Some will no doubt recall that Roman political, military, and socioeconomic power dominated most of the Western world for 400 years until nomadic invasions from outside and internal alterations of the Roman social pattern slowly but surely led to its demise and the reweaving of the tapestry of the Western world.
Most students of China remember the Taiping Rebellion of the mid-nineteenth century that undercut the power of the Qing Dynasty at the very time that that group of political leaders was being challenged from outside by newly industrialized Western states. This protracted civil conflict eventually led to Chinese subjugation at the hands of the West and eventually a nationalist revolution. Not long after, the Sino-Japanese War and World War II ultimately led to the rise of the People's Republic of China.
In U.S. history, the outcome of the Civil War gradually led to a complete reweaving of America's entire social fabric, especially in the South. On the world stage, World War I and World War II both led to the reordering of the world's power structure and resewing of its social tapestry. Of special interest to this study s the fact that World War II all but totally eliminated the defeated states as world powers for at least a decade and created what appeared to many to be a bipolar world reality commonly called the "Cold War."
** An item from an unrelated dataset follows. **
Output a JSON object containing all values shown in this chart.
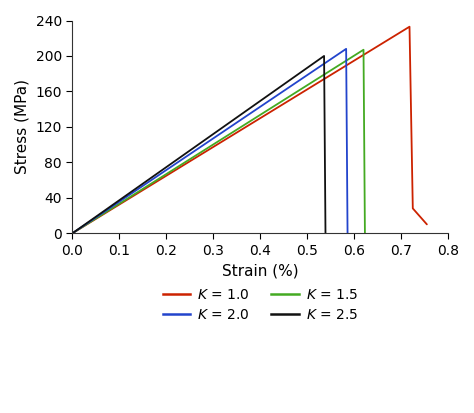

Japan and Germany would reemerge in the 1960s and 1970s, as economic powers, but the predominant aspect of the foreign policies of the world's two major military superpowers--the United States and USSR--remained for over forty-five years aimed at how to block the interests of the other throughout the world. This U.S.-Soviet rivalry spawned brushfire wars, Marxist revolutions, and Soviet-American intervention mostly in the emerging former colonial nations of Asia, Africa, and Latin America.
In the late 1980s, the economic failure of Soviet socialism led to a collapse of the Communist states of Eastern Europe and eventually, in the early 1990s, the end of the Soviet Union itself. In the aftermath of this milestone, a new socioeconomic and political structure evolved in Europe and, some have argued, in the world as well. President George Bush declared that the formation of the Gulf War coalition proved that a new world order was being formed.
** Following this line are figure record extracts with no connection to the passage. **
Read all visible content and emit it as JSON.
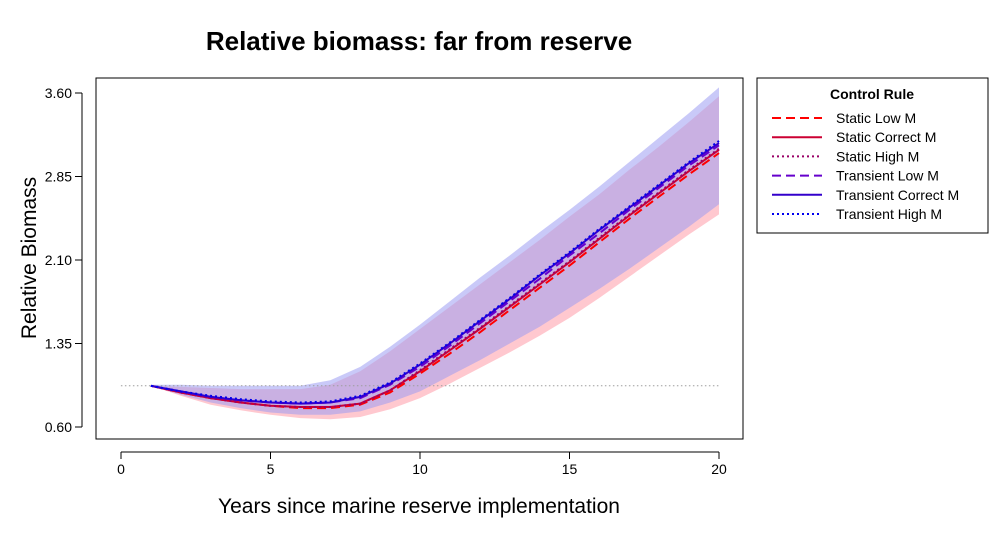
{
  "chart_data": {
    "type": "line",
    "title": "Relative biomass: far from reserve",
    "xlabel": "Years since marine reserve implementation",
    "ylabel": "Relative Biomass",
    "xlim": [
      0,
      20
    ],
    "ylim": [
      0.6,
      3.6
    ],
    "xticks": [
      "0",
      "5",
      "10",
      "15",
      "20"
    ],
    "yticks": [
      "0.60",
      "1.35",
      "2.10",
      "2.85",
      "3.60"
    ],
    "reference_line": {
      "y": 0.97,
      "style": "dotted",
      "color": "#9e9e9e"
    },
    "legend": {
      "title": "Control Rule",
      "placement": "right"
    },
    "x": [
      1,
      2,
      3,
      4,
      5,
      6,
      7,
      8,
      9,
      10,
      11,
      12,
      13,
      14,
      15,
      16,
      17,
      18,
      19,
      20
    ],
    "bands": [
      {
        "name": "Static",
        "color": "#ff9aa8",
        "lower": [
          0.97,
          0.88,
          0.8,
          0.75,
          0.71,
          0.68,
          0.67,
          0.69,
          0.76,
          0.86,
          0.99,
          1.13,
          1.27,
          1.42,
          1.58,
          1.76,
          1.95,
          2.14,
          2.33,
          2.51
        ],
        "upper": [
          0.97,
          0.96,
          0.95,
          0.94,
          0.94,
          0.94,
          0.98,
          1.1,
          1.28,
          1.48,
          1.68,
          1.88,
          2.08,
          2.28,
          2.49,
          2.69,
          2.91,
          3.12,
          3.34,
          3.57
        ]
      },
      {
        "name": "Transient",
        "color": "#9d9df2",
        "lower": [
          0.97,
          0.89,
          0.82,
          0.77,
          0.73,
          0.71,
          0.71,
          0.74,
          0.82,
          0.92,
          1.06,
          1.2,
          1.35,
          1.5,
          1.67,
          1.84,
          2.02,
          2.21,
          2.4,
          2.6
        ],
        "upper": [
          0.98,
          0.98,
          0.97,
          0.97,
          0.97,
          0.97,
          1.02,
          1.14,
          1.32,
          1.52,
          1.73,
          1.94,
          2.14,
          2.35,
          2.55,
          2.76,
          2.98,
          3.2,
          3.42,
          3.65
        ]
      }
    ],
    "series": [
      {
        "name": "Static Low M",
        "color": "#ff0000",
        "dash": "dashed",
        "values": [
          0.97,
          0.91,
          0.86,
          0.82,
          0.79,
          0.77,
          0.77,
          0.8,
          0.91,
          1.08,
          1.26,
          1.45,
          1.65,
          1.85,
          2.05,
          2.26,
          2.47,
          2.67,
          2.87,
          3.06
        ]
      },
      {
        "name": "Static Correct M",
        "color": "#cc0033",
        "dash": "solid",
        "values": [
          0.97,
          0.91,
          0.86,
          0.82,
          0.79,
          0.78,
          0.78,
          0.81,
          0.93,
          1.1,
          1.29,
          1.48,
          1.68,
          1.88,
          2.08,
          2.29,
          2.5,
          2.7,
          2.9,
          3.09
        ]
      },
      {
        "name": "Static High M",
        "color": "#990066",
        "dash": "dotted",
        "values": [
          0.97,
          0.91,
          0.86,
          0.82,
          0.79,
          0.78,
          0.78,
          0.81,
          0.93,
          1.11,
          1.3,
          1.49,
          1.69,
          1.89,
          2.09,
          2.3,
          2.51,
          2.71,
          2.91,
          3.1
        ]
      },
      {
        "name": "Transient Low M",
        "color": "#6600cc",
        "dash": "dashed",
        "values": [
          0.97,
          0.92,
          0.87,
          0.84,
          0.82,
          0.81,
          0.82,
          0.86,
          0.98,
          1.14,
          1.33,
          1.53,
          1.73,
          1.93,
          2.14,
          2.34,
          2.55,
          2.75,
          2.95,
          3.13
        ]
      },
      {
        "name": "Transient Correct M",
        "color": "#3300cc",
        "dash": "solid",
        "values": [
          0.97,
          0.92,
          0.87,
          0.84,
          0.82,
          0.81,
          0.82,
          0.87,
          0.99,
          1.16,
          1.35,
          1.55,
          1.75,
          1.96,
          2.16,
          2.37,
          2.57,
          2.77,
          2.97,
          3.15
        ]
      },
      {
        "name": "Transient High M",
        "color": "#0000ee",
        "dash": "dotted",
        "values": [
          0.97,
          0.92,
          0.88,
          0.85,
          0.83,
          0.82,
          0.83,
          0.88,
          1.0,
          1.17,
          1.36,
          1.56,
          1.76,
          1.97,
          2.17,
          2.38,
          2.58,
          2.78,
          2.98,
          3.17
        ]
      }
    ]
  }
}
Since then many historians, economists, sociologists, anthropologists, political scientists, business experts, military analysts, and others have tried to examine the efficacy of this declaration of a "new world order." While it seems clear to many observers that Europe and the West have sewn a new fabric, many are not so sure that this has been a worldwide phenomenon. It is a hotly debated issue these days, and it is the focal point of this book. In the case, the authors and editors of Weaving a New Tapestry have chosen to examine whether or not the "new world order" has included Asia or at least materially affected Asia. These scholars of the Asian continent have written fourteen chapters covering various aspects of East, North, Southeast, and South Asian society, economics, politics, women's rights, human rights, pedagogy, and and international relations to see what, if any, effects the fall of the Soviet Union has had on these nations.
We would like to dedicate this book to those who study the history and circumstances
of the world and do not remain tied to their own little corner of this planet.
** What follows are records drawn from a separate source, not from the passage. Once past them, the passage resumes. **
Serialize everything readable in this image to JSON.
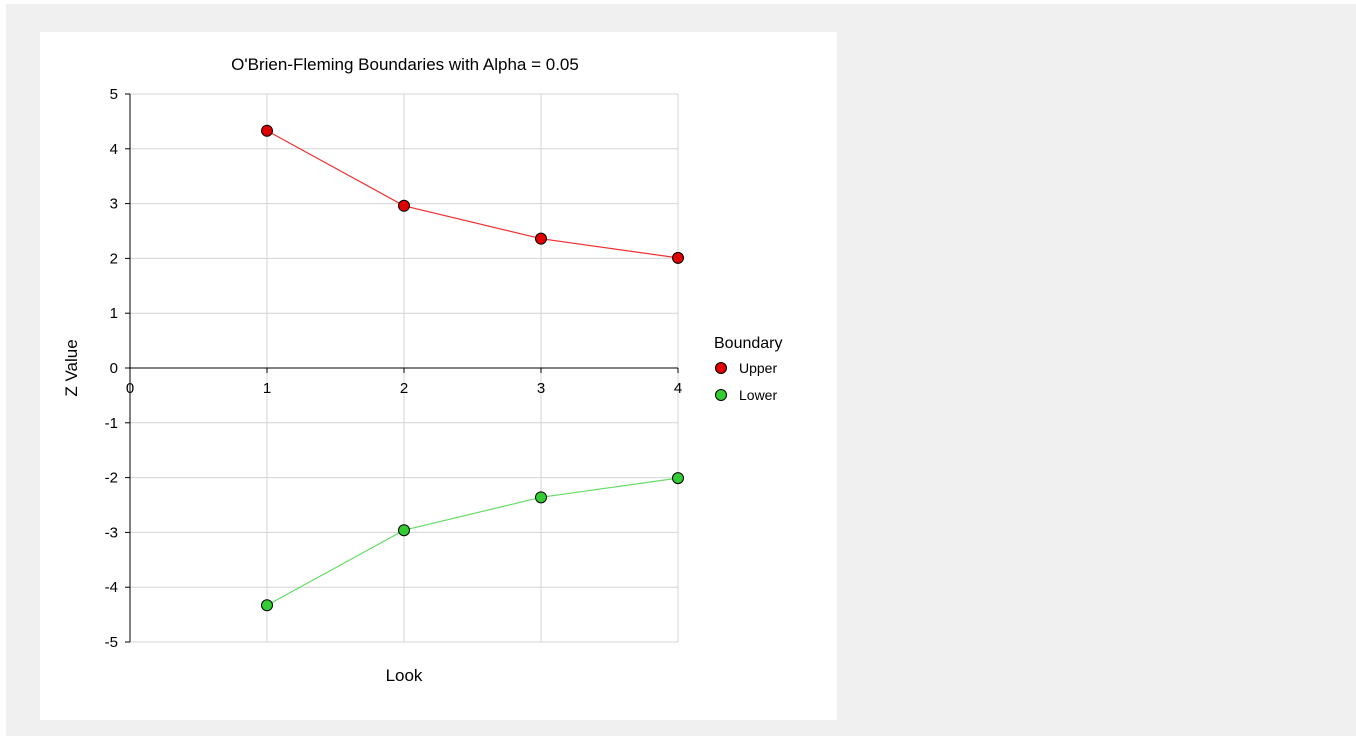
{
  "chart_data": {
    "type": "line",
    "title": "O'Brien-Fleming Boundaries with Alpha = 0.05",
    "xlabel": "Look",
    "ylabel": "Z Value",
    "x": [
      1,
      2,
      3,
      4
    ],
    "xlim": [
      0,
      4
    ],
    "ylim": [
      -5,
      5
    ],
    "xticks": [
      "0",
      "1",
      "2",
      "3",
      "4"
    ],
    "yticks": [
      "5",
      "4",
      "3",
      "2",
      "1",
      "0",
      "-1",
      "-2",
      "-3",
      "-4",
      "-5"
    ],
    "grid": true,
    "legend": {
      "title": "Boundary",
      "placement": "right"
    },
    "series": [
      {
        "name": "Upper",
        "color": "#e00000",
        "line_color": "#f03030",
        "values": [
          4.33,
          2.96,
          2.36,
          2.01
        ]
      },
      {
        "name": "Lower",
        "color": "#33cc33",
        "line_color": "#66dd66",
        "values": [
          -4.33,
          -2.96,
          -2.36,
          -2.01
        ]
      }
    ]
  }
}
We especially wish to recognize those who care for their fellow man who travel
to far away places not to plunder or to exploit but to hold out a helping hand
and learn from their fellow human beings. Not all of us can be Mother Teresa
nor should we be. But realizing that there is a great wide world out there is
the first step in understanding the wonder of creation and that the true beauty
in the world's tapestry is in its marvelous diversity.